Well, everyone's favourite Scientologist (because really, John Travolta is a joke) is back at it this week in Rock of Ages, a movie based on an off-on Broadway musical, based on an free-spirited era the likes of which we will probably never see again (thanks AIDS, way to go).

Full disclosure — I haven't seen Rock Of Ages, and I don't intend to. Musicals belong on the stage and then only barely (sure Moulin Rouge is cool but I enjoy it just as much on 'mute').

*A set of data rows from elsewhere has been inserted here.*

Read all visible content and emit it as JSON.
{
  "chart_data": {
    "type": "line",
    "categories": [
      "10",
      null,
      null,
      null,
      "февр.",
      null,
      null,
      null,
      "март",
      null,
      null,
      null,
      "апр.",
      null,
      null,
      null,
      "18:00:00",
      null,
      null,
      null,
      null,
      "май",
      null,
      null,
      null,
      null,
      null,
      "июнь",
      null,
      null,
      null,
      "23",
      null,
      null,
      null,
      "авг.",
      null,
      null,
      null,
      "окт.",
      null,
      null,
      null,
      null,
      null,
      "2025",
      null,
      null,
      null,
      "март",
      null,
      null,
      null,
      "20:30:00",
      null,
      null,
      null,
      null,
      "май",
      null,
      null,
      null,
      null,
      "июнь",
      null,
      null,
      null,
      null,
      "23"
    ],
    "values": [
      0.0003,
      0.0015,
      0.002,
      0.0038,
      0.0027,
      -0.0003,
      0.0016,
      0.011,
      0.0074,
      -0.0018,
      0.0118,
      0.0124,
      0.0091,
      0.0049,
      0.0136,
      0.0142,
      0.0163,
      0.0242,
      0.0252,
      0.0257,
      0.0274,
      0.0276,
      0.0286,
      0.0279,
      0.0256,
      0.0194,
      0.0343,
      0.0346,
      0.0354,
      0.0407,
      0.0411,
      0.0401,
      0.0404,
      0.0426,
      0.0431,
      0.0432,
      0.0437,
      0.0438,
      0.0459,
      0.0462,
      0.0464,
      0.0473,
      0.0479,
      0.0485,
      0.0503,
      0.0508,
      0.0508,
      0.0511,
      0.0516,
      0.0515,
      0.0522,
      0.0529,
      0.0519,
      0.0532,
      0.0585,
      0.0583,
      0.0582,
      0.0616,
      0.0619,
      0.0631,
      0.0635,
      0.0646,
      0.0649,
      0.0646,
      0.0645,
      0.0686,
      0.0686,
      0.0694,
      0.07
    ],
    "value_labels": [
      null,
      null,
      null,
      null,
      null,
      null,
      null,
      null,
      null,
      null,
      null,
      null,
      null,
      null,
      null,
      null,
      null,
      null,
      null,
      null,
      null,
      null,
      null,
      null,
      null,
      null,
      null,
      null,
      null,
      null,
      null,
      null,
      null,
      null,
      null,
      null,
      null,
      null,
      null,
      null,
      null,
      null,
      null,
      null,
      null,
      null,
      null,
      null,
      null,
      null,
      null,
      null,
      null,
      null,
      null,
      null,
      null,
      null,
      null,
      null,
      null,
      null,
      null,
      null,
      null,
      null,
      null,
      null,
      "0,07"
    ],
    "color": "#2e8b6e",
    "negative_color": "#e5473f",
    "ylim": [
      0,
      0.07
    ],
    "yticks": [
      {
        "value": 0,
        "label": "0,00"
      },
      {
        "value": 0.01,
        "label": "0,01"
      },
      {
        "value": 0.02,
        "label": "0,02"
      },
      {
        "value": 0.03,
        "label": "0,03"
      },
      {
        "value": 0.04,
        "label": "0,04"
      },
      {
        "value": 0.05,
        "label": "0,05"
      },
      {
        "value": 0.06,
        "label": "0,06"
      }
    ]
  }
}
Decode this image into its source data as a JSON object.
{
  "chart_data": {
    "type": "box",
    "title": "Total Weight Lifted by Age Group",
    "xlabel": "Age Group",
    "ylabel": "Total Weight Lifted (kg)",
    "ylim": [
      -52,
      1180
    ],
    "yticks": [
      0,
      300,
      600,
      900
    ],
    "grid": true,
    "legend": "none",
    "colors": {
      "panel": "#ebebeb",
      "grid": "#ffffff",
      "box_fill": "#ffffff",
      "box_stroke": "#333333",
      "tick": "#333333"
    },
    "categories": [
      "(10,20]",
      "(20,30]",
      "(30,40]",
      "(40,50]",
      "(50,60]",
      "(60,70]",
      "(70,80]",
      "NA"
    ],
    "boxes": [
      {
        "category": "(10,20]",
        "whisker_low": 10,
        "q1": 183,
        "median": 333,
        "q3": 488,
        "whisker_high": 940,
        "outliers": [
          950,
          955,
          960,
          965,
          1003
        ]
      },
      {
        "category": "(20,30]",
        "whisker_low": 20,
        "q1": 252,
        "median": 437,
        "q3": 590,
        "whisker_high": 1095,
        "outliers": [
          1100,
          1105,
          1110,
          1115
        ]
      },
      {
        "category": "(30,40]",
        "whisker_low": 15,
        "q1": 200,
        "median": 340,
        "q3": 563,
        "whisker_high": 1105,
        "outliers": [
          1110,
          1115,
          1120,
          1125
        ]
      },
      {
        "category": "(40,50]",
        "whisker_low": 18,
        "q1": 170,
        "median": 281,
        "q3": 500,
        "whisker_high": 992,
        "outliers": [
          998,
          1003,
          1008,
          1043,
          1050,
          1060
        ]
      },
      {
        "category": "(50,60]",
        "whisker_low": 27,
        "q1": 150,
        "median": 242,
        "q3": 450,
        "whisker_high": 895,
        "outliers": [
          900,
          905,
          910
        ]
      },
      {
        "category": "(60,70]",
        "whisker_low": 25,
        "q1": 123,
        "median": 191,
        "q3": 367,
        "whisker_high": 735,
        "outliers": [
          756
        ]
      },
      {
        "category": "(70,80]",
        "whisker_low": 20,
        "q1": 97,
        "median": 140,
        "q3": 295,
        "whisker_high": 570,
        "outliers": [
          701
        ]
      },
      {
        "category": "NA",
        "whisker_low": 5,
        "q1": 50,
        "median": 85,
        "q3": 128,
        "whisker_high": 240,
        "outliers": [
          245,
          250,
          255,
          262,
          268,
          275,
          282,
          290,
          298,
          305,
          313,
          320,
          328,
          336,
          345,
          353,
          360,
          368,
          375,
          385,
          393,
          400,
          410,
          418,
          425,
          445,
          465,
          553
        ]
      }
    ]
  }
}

To me, film musicals are a garbage-strewn miscarriage of the cinematic arts but as a generation raised on So you Wanna be America's Next Top Glee Idol comes of age, this pandering form of entertainment seems to be getting more popular.

This week it's '80s rock, and hair metal especially, getting bleached at the multiplex as Cruise plays Stacee Jaxx, a bad-boy rock star back on Sunset Strip for one big show while a few starry-eyed up-and-comers dream of making it big together. Add in a dozen or so B-rated '80s tunes, some choreographed dance numbers, the thinnest of plots, a PG rating and a clogged roster of big-name actors (and that smug bastard Paul Giamatti) and you've got a slap in the face to anyone who cares or knows or misses or loves real, dirty, whiskey-soaked, stripper-friendly cock rock.

Perhaps I'm being bitter because I'm old and Sick Boy's right — I lost it, and I'll never get those grade school Crüe/GnR years back. Apparently Tom Cruise isn't even that bad in Rock of Ages and Julianne Hough (from the Footloose remake) is as smoking hot as ever, but nostalgia and celebrity karaoke are not enough to get me out to see a musical and they won't be enough to carry this film anywhere. You can tell it takes itself too seriously, when hair metal is supposed to be irresponsible fun. Wait for the The Dirt, based on the Mötley Crüe book, if you want to watch a real rock and roll flick. This shit is for kooks.

Adam Sandler is another legend whose artistic output lately resembles the inside of a music-festival Port-a-Potty but That's My Boy looks like a positive blip. Sandler stars as an aging, rock-loving manchild who achieved fame as a youth by impregnating his hot math teacher (she went to jail, he did a shitty job raising their kid).

Years later, and facing IRS trouble, Sandler seeks out his estranged (and successful) son (Andy Samberg) who is about to get married and start a real life with hot-ass Leighton Meester. Various odd-couple, bad-parent, sometimes-funny hijinks ensue.

Samberg (Hot Rod) is leaving Saturday Night Live after seven years. Sandler made a similar career move and became a comedic legend, because back then he had it. What real-life wisdom can he impart to Samberg? Is it possible to stay cool forever? Or do we just get old and eventually can't hack it anymore, as Sick Boy says? The answer is to rage while you're young and rock on.